Dans une maison discrète de la banlieue d’Erbil, au Kurdistan irakien, un prêtre dominicain dirige la sauvegarde de manuscrits plusieurs fois centenaires.Ils sont une demi-douzaine de chrétiens irakiens à s’activer sous l’air conditionné. Ils nettoient, reconstituent, relient… Les ouvrages viennent pour la plupart de la bibliothèque des dominicains à Mossoul, et certains d’entre eux datent du XIIIe siècle.
Scannés page après page
Environ 50 000 ouvrages ont été sauvés sous la direction du père Nageeb, prêtre dominicain de Mossoul, juste avant la prise de la ville en 2014. Ils ont voyagé de nuit, en camion, sous la menace constante du conflit qui se rapprochait. La suite des événements a prouvé que les craintes des dominicains étaient justifiées : les djihadistes de l’État islamique ont scénarisé de vastes autodafés, au milieu desquels les livres sacrés chrétiens qu’ils ont pu trouver étaient brûlés. À présent, l’équipe de sauvegarde numérise ces trésors du temps passé.
Alors qu’elle scanne patiemment, page à page, un énorme livre relié de cuir usé, une chrétienne de l’équipe explique qu’ainsi, il sera “sauvé à tout jamais”. Même si les islamistes radicaux prenaient Erbil demain, la trace de ce livre qui a traversé les siècles serait accessible depuis des disques durs, en Europe et en Amérique.
“Quelque part, Daesh nous a rendu service”
Le père Nageeb présente sa réserve, d’un côté les manuscrits soigneusement restaurés et rangés, après numérisation, de l’autre un amoncellement indescriptible… Véritable caverne d’Ali Baba pour bibliothécaire, dont certaines pièces sont dans un état critique.
Parmi les ouvrages, des manuscrits où plusieurs écritures araméennes sont superposées. Dans un livre du XIIIe siècle, on distingue sur la même page, que trois copistes se sont partagés l’ouvrage. “Certains de ces livres avaient été complètement oubliés, sous des piles de cartons, voire dans des caves… Quelque part, Daesh nous a rendu service en nous forçant à mettre de l’ordre dans tout ça !”

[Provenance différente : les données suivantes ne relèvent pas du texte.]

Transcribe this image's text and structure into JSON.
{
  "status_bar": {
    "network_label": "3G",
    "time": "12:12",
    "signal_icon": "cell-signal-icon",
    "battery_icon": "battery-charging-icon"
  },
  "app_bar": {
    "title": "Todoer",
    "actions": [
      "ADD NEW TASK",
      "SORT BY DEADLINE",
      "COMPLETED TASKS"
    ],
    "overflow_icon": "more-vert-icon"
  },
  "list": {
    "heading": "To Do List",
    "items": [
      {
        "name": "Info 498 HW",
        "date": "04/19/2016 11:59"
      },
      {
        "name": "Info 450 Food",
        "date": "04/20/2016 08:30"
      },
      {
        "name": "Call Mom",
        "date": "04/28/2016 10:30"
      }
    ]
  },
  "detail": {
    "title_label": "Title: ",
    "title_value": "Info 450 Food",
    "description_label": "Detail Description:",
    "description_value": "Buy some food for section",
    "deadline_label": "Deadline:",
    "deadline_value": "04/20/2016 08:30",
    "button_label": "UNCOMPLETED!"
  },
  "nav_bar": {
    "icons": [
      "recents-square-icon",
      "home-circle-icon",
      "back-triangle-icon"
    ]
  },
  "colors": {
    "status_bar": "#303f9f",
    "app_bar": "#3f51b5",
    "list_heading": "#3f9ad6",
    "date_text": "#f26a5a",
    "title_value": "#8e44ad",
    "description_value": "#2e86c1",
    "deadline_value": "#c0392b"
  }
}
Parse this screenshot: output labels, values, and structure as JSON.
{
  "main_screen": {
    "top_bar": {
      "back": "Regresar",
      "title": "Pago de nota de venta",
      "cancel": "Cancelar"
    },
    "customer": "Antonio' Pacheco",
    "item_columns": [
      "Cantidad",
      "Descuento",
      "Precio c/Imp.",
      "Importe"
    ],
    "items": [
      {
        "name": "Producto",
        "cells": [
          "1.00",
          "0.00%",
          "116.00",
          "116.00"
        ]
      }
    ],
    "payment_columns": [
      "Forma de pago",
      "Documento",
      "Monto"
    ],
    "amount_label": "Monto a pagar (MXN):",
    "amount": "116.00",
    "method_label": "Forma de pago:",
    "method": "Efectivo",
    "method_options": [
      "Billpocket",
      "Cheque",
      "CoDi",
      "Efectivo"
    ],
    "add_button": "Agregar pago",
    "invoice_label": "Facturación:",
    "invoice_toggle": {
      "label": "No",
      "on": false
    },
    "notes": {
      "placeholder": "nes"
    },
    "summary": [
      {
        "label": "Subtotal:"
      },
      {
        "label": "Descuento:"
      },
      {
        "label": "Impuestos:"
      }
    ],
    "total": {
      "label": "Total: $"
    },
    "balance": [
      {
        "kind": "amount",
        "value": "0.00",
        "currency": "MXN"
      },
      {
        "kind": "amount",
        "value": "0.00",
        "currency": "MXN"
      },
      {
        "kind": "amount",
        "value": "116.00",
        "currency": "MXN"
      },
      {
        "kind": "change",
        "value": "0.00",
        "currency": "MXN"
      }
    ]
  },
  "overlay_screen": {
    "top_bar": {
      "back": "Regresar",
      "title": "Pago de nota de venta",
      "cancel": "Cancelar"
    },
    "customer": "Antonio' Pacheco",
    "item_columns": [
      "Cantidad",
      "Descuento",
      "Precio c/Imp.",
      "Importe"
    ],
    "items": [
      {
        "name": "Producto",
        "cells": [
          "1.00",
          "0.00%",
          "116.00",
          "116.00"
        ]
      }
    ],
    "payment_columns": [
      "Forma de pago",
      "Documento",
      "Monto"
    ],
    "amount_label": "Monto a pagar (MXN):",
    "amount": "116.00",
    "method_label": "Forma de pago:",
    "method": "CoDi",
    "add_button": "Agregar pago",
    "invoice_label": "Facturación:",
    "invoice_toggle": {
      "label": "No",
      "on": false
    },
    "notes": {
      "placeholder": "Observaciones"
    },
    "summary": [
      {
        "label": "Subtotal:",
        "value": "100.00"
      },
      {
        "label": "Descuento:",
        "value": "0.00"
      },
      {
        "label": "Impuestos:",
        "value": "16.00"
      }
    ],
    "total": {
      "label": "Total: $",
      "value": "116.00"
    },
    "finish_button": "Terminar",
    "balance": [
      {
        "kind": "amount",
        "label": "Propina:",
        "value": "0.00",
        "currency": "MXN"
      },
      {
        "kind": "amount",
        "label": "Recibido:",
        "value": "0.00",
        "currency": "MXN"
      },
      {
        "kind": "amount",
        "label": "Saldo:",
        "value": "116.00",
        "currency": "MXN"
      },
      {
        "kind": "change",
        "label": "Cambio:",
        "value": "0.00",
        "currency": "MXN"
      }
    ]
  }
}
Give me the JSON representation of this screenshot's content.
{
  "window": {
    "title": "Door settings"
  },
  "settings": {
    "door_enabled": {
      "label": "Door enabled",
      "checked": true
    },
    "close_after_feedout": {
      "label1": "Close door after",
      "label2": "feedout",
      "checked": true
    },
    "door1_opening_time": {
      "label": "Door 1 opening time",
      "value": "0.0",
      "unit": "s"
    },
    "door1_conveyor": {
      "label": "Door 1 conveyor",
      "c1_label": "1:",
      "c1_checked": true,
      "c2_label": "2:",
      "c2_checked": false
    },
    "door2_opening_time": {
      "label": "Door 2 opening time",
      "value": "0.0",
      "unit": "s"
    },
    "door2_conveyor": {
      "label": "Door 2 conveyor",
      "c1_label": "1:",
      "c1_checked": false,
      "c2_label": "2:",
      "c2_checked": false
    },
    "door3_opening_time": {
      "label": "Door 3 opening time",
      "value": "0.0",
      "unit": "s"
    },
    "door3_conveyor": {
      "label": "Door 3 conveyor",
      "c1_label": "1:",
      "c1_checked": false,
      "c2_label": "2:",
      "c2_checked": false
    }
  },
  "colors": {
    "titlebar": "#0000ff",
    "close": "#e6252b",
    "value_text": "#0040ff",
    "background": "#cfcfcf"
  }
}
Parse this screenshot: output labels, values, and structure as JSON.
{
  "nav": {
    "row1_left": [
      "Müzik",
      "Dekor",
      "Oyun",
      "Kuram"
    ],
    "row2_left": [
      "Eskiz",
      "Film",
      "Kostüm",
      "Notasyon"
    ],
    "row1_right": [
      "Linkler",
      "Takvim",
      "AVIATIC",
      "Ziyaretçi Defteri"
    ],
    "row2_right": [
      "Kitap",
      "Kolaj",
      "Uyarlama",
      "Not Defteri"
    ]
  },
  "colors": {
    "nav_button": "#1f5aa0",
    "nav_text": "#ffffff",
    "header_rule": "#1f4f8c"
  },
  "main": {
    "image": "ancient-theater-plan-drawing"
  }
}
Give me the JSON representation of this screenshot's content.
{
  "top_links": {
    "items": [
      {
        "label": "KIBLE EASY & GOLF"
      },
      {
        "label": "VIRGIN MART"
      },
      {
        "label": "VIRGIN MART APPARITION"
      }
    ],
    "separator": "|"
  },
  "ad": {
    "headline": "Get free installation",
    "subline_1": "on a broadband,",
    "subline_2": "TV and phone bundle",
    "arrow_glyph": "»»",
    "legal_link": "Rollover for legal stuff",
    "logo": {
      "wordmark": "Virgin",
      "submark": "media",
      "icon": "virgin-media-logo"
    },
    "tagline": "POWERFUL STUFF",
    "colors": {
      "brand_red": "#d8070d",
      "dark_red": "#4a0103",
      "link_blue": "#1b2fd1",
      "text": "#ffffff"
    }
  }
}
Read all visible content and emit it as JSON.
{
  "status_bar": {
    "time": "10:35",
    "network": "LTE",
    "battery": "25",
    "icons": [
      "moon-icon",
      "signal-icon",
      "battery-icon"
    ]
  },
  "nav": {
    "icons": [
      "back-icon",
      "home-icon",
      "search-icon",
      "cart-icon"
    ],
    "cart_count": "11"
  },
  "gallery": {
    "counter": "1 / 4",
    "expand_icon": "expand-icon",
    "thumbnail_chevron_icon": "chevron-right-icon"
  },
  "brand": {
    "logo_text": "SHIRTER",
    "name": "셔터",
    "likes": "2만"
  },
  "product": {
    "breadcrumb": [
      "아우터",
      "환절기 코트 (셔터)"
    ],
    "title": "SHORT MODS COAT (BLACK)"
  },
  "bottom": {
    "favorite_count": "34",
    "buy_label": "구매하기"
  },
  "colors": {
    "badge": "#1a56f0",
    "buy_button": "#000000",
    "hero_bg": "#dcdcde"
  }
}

Collé entre deux pages d’un ouvrage du XVe siècle, l’équipe a même découvert un parchemin signé par l’administration de Charlemagne ! On ne peut qu’imaginer la route qu’il a accompli pour parvenir jusqu’à Mossoul, dans des temps troublés par l’avènement de l’islam au détriment de l’Empire perse… La supposition du père Nageeb ? Il aurait été amené en Orient à la faveur des croisades, par les Templiers. Un mystère qui, lui aussi, restera intact.